Chacun son style. Politique ou pas, lorsque nous nous exprimons devant un groupe d’individus, nous avons tous notre gestuelle, notre joute oratoire, nos tournures de phrases… et nos petits défauts. Y compris les meilleurs orateurs d’entre nous. Le candidat d’En marche! Emmanuel Macron, vainqueur du premier tour de l’élection présidentielle ne déroge pas à la règle. Son style est très personnel: une richesse de vocabulaire, des phrases très (trop) intellectualisées et parfois «ampoulées»… Quant à la candidate du Front National, Marine Le Pen, elle a également des faiblesses de taille et parfois grossières: critique permanente – et parfois dédain – de ses concurrents, manque de cohérence et d’esprit d’analyse…

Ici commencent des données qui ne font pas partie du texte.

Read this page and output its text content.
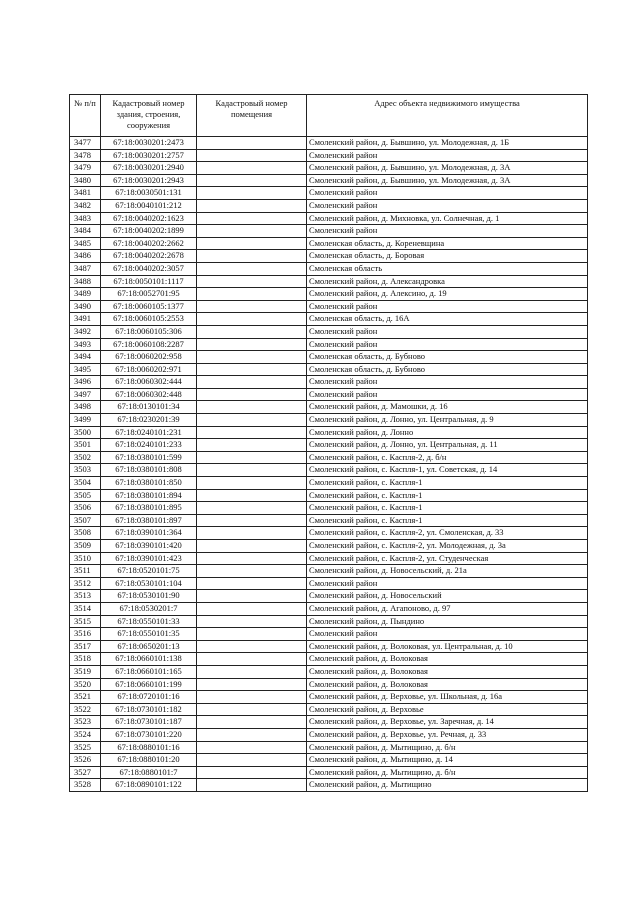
№ п/п	Кадастровый номер здания, строения, сооружения	Кадастровый номер помещения	Адрес объекта недвижимого имущества

3477	67:18:0030201:2473		Смоленский район, д. Бывшино, ул. Молодежная, д. 1Б
3478	67:18:0030201:2757		Смоленский район
3479	67:18:0030201:2940		Смоленский район, д. Бывшино, ул. Молодежная, д. 3А
3480	67:18:0030201:2943		Смоленский район, д. Бывшино, ул. Молодежная, д. 3А
3481	67:18:0030501:131		Смоленский район
3482	67:18:0040101:212		Смоленский район
3483	67:18:0040202:1623		Смоленский район, д. Михновка, ул. Солнечная, д. 1
3484	67:18:0040202:1899		Смоленский район
3485	67:18:0040202:2662		Смоленская область, д. Кореневщина
3486	67:18:0040202:2678		Смоленская область, д. Боровая
3487	67:18:0040202:3057		Смоленская область
3488	67:18:0050101:1117		Смоленский район, д. Александровка
3489	67:18:0052701:95		Смоленский район, д. Алексино, д. 19
3490	67:18:0060105:1377		Смоленский район
3491	67:18:0060105:2553		Смоленская область, д. 16А
3492	67:18:0060105:306		Смоленский район
3493	67:18:0060108:2287		Смоленский район
3494	67:18:0060202:958		Смоленская область, д. Бубново
3495	67:18:0060202:971		Смоленская область, д. Бубново
3496	67:18:0060302:444		Смоленский район
3497	67:18:0060302:448		Смоленский район
3498	67:18:0130101:34		Смоленский район, д. Мамошки, д. 16
3499	67:18:0230201:39		Смоленский район, д. Лонно, ул. Центральная, д. 9
3500	67:18:0240101:231		Смоленский район, д. Лонно
3501	67:18:0240101:233		Смоленский район, д. Лонно, ул. Центральная, д. 11
3502	67:18:0380101:599		Смоленский район, с. Каспля-2, д. б/н
3503	67:18:0380101:808		Смоленский район, с. Каспля-1, ул. Советская, д. 14
3504	67:18:0380101:850		Смоленский район, с. Каспля-1
3505	67:18:0380101:894		Смоленский район, с. Каспля-1
3506	67:18:0380101:895		Смоленский район, с. Каспля-1
3507	67:18:0380101:897		Смоленский район, с. Каспля-1
3508	67:18:0390101:364		Смоленский район, с. Каспля-2, ул. Смоленская, д. 33
3509	67:18:0390101:420		Смоленский район, с. Каспля-2, ул. Молодежная, д. 3а
3510	67:18:0390101:423		Смоленский район, с. Каспля-2, ул. Студенческая
3511	67:18:0520101:75		Смоленский район, д. Новосельский, д. 21а
3512	67:18:0530101:104		Смоленский район
3513	67:18:0530101:90		Смоленский район, д. Новосельский
3514	67:18:0530201:7		Смоленский район, д. Агапоново, д. 97
3515	67:18:0550101:33		Смоленский район, д. Пындино
3516	67:18:0550101:35		Смоленский район
3517	67:18:0650201:13		Смоленский район, д. Волоковая, ул. Центральная, д. 10
3518	67:18:0660101:138		Смоленский район, д. Волоковая
3519	67:18:0660101:165		Смоленский район, д. Волоковая
3520	67:18:0660101:199		Смоленский район, д. Волоковая
3521	67:18:0720101:16		Смоленский район, д. Верховье, ул. Школьная, д. 16а
3522	67:18:0730101:182		Смоленский район, д. Верховье
3523	67:18:0730101:187		Смоленский район, д. Верховье, ул. Заречная, д. 14
3524	67:18:0730101:220		Смоленский район, д. Верховье, ул. Речная, д. 33
3525	67:18:0880101:16		Смоленский район, д. Мытищино, д. б/н
3526	67:18:0880101:20		Смоленский район, д. Мытищино, д. 14
3527	67:18:0880101:7		Смоленский район, д. Мытищино, д. б/н
3528	67:18:0890101:122		Смоленский район, д. Мытищино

Karine Pichavant, fondatrice de KerHy Conseil et coach de dirigeants, détaille au Figaro les erreurs des deux candidats que nous ne devrions pas faire dans nos prises de parole professionnelles, peu importe le public. .

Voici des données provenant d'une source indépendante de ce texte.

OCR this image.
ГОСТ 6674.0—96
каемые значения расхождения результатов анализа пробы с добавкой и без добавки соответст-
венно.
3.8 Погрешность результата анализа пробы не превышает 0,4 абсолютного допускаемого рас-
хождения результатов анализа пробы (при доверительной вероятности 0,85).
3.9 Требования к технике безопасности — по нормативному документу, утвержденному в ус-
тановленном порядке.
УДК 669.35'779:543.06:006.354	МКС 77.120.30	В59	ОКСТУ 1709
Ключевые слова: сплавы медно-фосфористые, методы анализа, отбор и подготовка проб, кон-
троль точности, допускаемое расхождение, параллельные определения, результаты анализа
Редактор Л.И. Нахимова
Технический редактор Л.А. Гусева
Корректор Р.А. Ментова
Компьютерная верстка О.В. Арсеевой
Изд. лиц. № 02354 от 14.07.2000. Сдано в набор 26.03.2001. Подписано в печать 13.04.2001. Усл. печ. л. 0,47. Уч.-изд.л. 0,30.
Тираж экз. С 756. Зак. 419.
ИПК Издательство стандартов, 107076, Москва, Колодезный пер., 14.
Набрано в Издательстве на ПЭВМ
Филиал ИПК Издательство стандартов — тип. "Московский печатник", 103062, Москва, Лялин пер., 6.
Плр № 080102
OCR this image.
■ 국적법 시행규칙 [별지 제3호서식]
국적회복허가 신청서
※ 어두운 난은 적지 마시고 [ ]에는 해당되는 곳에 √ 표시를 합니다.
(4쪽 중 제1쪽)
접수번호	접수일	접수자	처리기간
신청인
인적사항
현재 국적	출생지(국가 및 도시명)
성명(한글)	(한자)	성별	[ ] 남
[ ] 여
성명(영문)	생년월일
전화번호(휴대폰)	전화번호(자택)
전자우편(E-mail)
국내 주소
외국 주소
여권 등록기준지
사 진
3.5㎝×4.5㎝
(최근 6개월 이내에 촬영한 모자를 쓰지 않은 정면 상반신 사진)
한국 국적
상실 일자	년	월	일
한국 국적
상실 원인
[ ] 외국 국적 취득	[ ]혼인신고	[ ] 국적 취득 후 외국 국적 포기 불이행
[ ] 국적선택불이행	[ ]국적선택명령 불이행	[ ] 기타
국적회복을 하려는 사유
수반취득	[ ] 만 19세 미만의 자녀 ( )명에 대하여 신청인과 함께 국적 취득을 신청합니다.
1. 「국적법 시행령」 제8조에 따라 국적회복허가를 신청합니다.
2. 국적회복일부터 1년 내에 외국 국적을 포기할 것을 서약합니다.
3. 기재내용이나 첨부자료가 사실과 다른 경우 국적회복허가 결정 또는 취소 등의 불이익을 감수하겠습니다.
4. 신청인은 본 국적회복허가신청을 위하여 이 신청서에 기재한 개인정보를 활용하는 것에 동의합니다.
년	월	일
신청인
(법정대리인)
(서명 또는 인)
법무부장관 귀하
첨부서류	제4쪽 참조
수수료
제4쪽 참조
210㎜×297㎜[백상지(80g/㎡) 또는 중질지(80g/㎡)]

• Les faiblesses du style oratoire de Marine Le Pen.

1) Elle critique ses concurrents en permanence. Est-il nécessaire de critiquer son concurrent pour se sentir meilleur?«Dans le monde de l’entreprise et des affaires, critiquer son concurrent auprès de son client revient à avouer implicitement que l’on n’a pas confiance dans son offre ou dans son produit, et que l’on a besoin de détruire soi-même le concurrent que l’on craint, de peur que le client ne le fasse pas lui-même», analyse Karine Pichavant. En d’autres termes, critiquer son concurrent revient à faire comprendre à son client qu’il n’a pas le niveau pour savoir ce qui est le mieux pour lui, et c’est donc lui faire offense. Exemple lors de la prise de parole de Marine Le Pen le 23 avril dernier:«Ce n’est évidemment pas avec l’héritier de François Hollande et de tous les échecs de ce quinquennat catastrophique que cette alternance tant attendue viendra»

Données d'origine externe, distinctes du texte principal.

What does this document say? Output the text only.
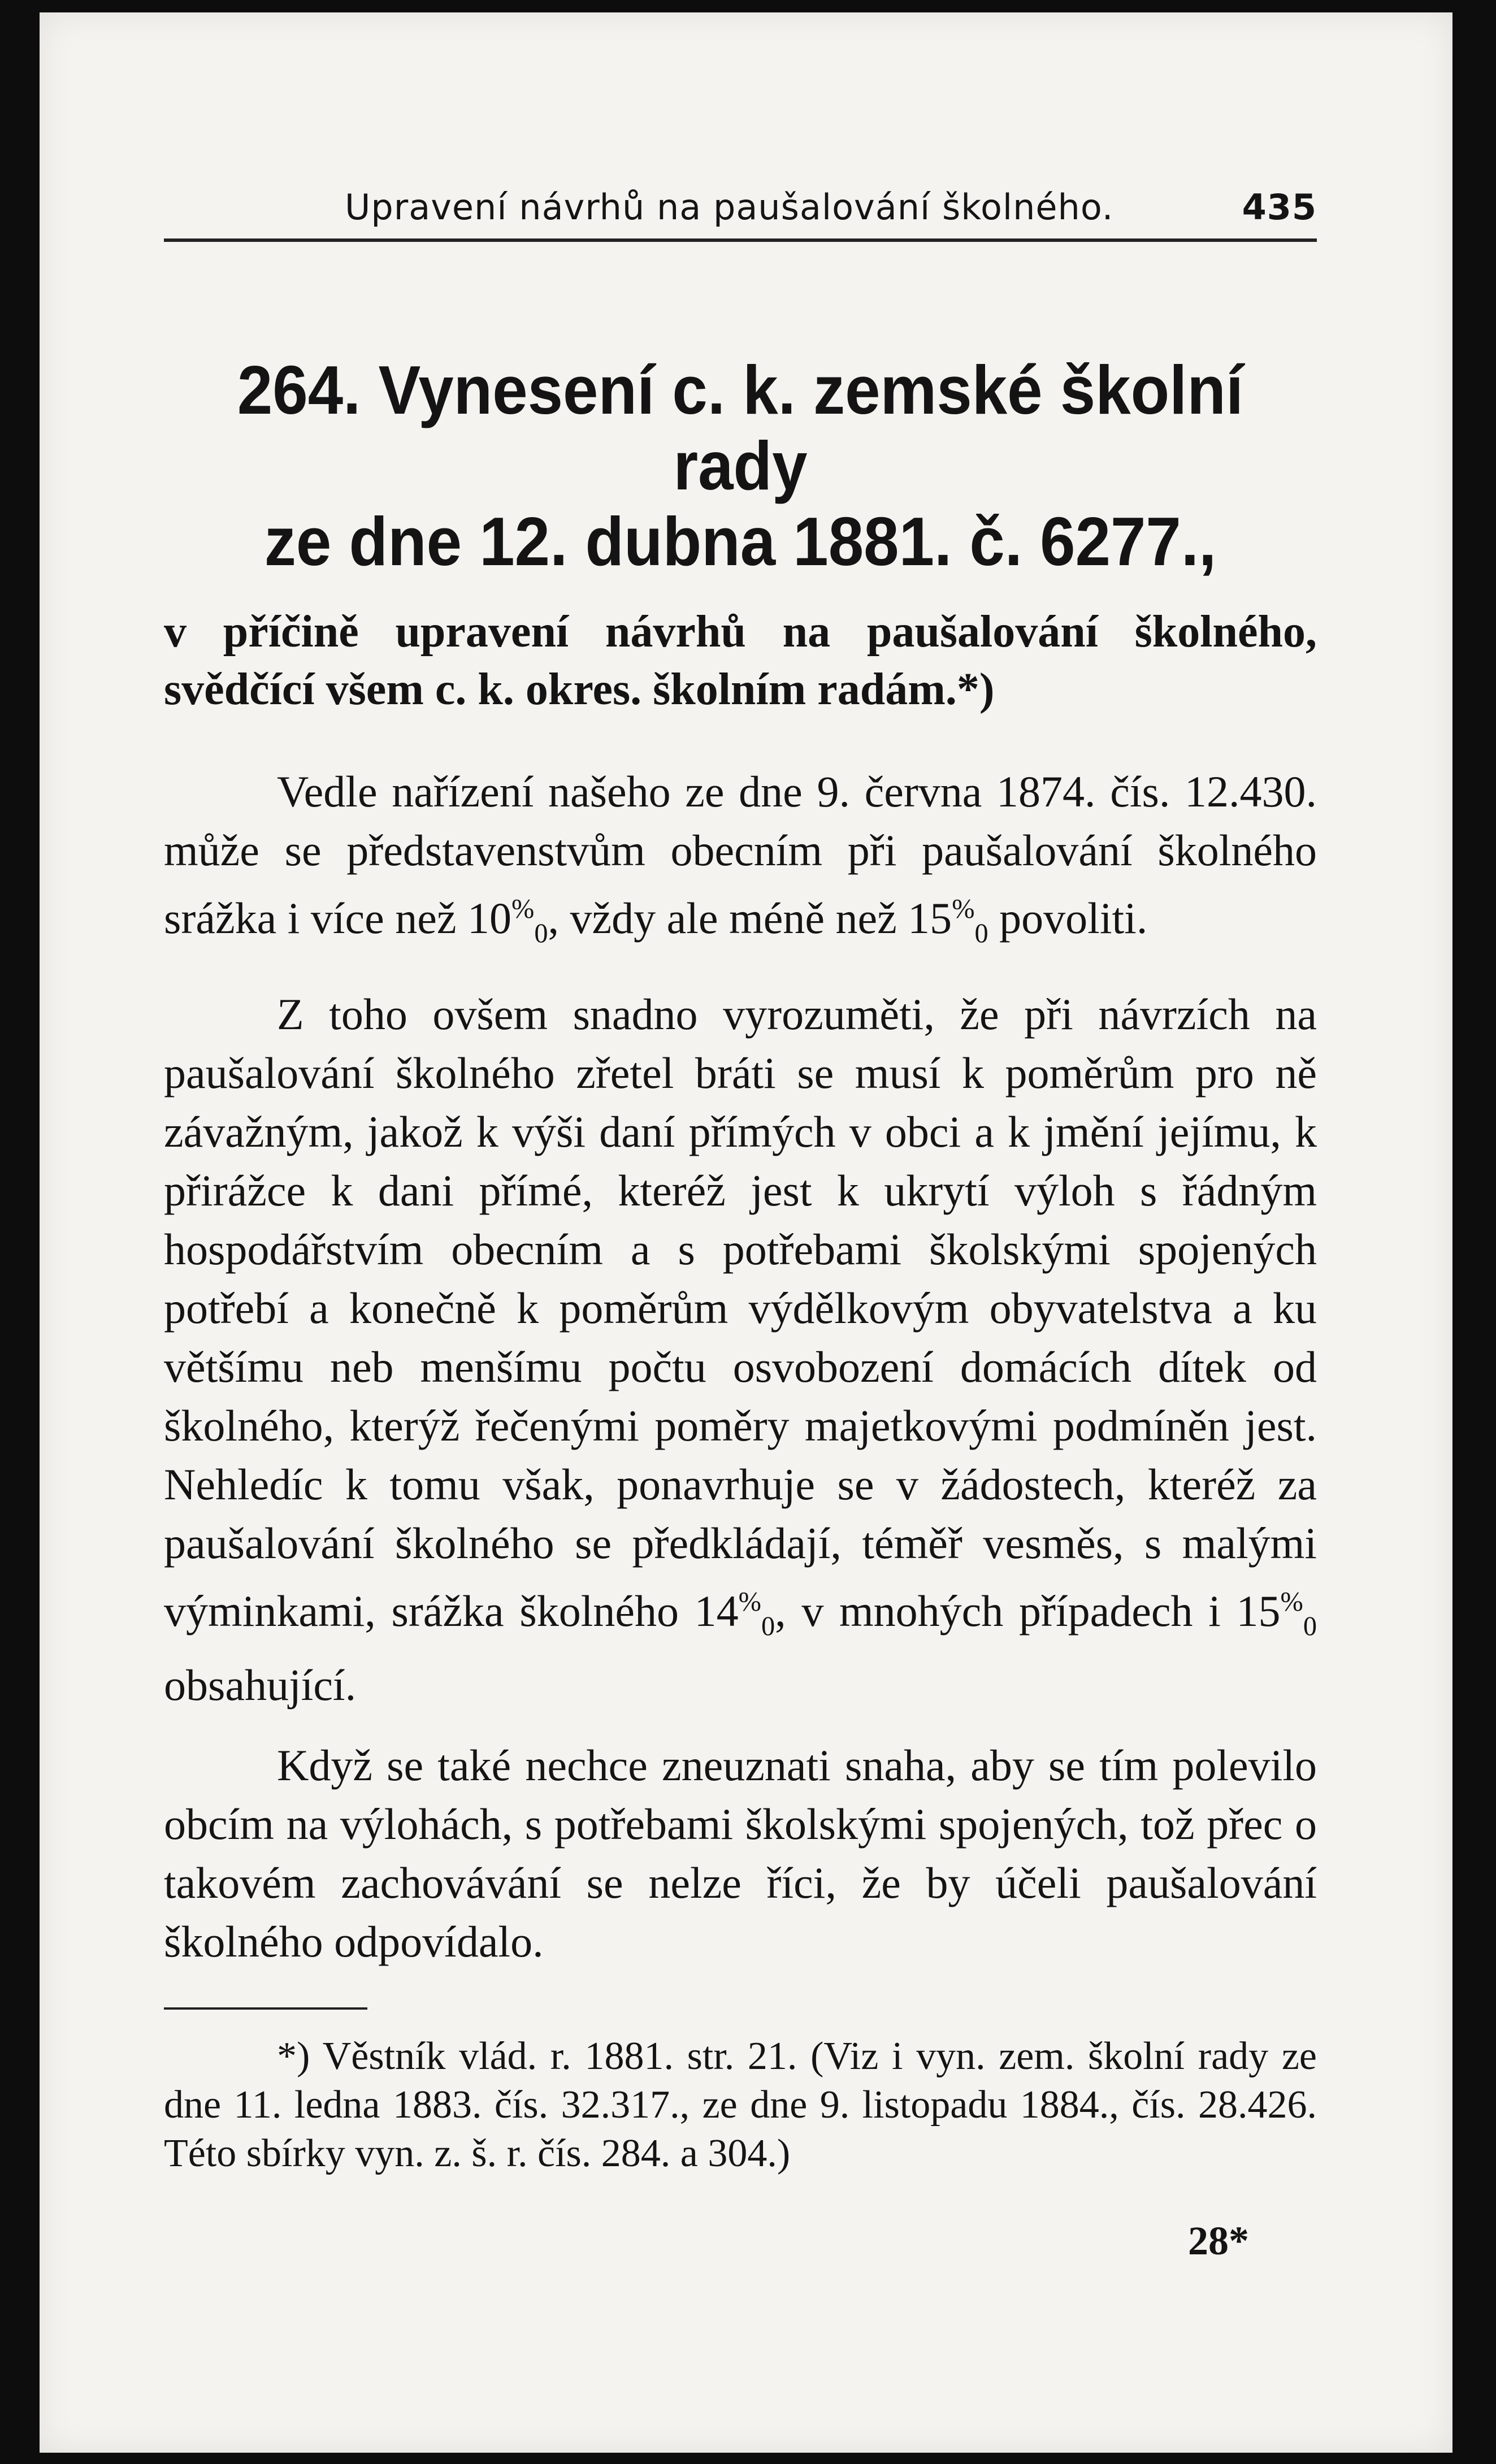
Upravení návrhů na paušalování školného.	435
264. Vynesení c. k. zemské školní rady
ze dne 12. dubna 1881. č. 6277.,
v příčině upravení návrhů na paušalování školného, svědčící všem c. k. okres. školním radám.*)

Vedle nařízení našeho ze dne 9. června 1874. čís. 12.430. může se představenstvům obecním při paušalování školného srážka i více než $10^{\%}_0$, vždy ale méně než $15^{\%}_0$ povoliti.

Z toho ovšem snadno vyrozuměti, že při návrzích na paušalování školného zřetel bráti se musí k poměrům pro ně závažným, jakož k výši daní přímých v obci a k jmění jejímu, k přirážce k dani přímé, kteréž jest k ukrytí výloh s řádným hospodářstvím obecním a s potřebami školskými spojených potřebí a konečně k poměrům výdělkovým obyvatelstva a ku většímu neb menšímu počtu osvobození domácích dítek od školného, kterýž řečenými poměry majetkovými podmíněn jest. Nehledíc k tomu však, ponavrhuje se v žádostech, kteréž za paušalování školného se předkládají, téměř vesměs, s malými výminkami, srážka školného $14^{\%}_0$, v mnohých případech i $15^{\%}_0$ obsahující.

Když se také nechce zneuznati snaha, aby se tím polevilo obcím na výlohách, s potřebami školskými spojených, tož přec o takovém zachovávání se nelze říci, že by účeli paušalování školného odpovídalo.

*) Věstník vlád. r. 1881. str. 21. (Viz i vyn. zem. školní rady ze dne 11. ledna 1883. čís. 32.317., ze dne 9. listopadu 1884., čís. 28.426. Této sbírky vyn. z. š. r. čís. 284. a 304.)

28*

2) Elle oublie de se différencier. C’est un problème de taille! Utiliser les mêmes mots que tous ses concurrents pourraient utiliser également revient à vider ces mots de leur sens. «Imaginer que chaque personne saura d’elle-même mettre le sens que l’on souhaite dans ces mots, et comprendre elle-même la différence que l’on veut apporter sans la dire précisément, est impossible.» Illustration avec cette phrase prononcée par la candidate du Front National:«Ce résultat s’interprète comme un acte de fierté française, celui d’un peuple qui relève la tête, celui d’un peuple sûr de ses valeurs et confiant en l’avenir.»

3) Elle ne prend pas «au sérieux» ses concurrents. Dans le monde des affaires (et du travail en règle générale), un concurrent fort vous oblige à atteindre vous-même un niveau élevé, pour être en mesure de gagner la bataille. À ce titre, le «fair-play» consisterait à le remercier de vous faire devenir meilleur. «Reconnaître la valeur de son concurrent permet de donner une image plus positive de vous et de votre offre, et de valoriser votre client dans la sélection de sociétés qu’il a effectué.» Le dédain et parfois le mépris qui se dégage du discours de Marine Le Pen ne respecte pas cette notion de «fair-play».

4) Elle mélange deux étapes distinctes dans sa prise de parole. Parler de la victoire présente, et lancer la séquence qui permettra d’atteindre l’objectif suivant dans la même prise de parole manque d’efficacité. «Dans l’entreprise, la recommandation est de le faire en deux étapes distinctes et séparées d’une semaine au moins: valoriser le succès passé et en faire le bilan dans une première réunion, puis lancer la période suivante en communiquant l’objectif et en donnant envie à l’équipe de se remettre en action dans la deuxième étape.»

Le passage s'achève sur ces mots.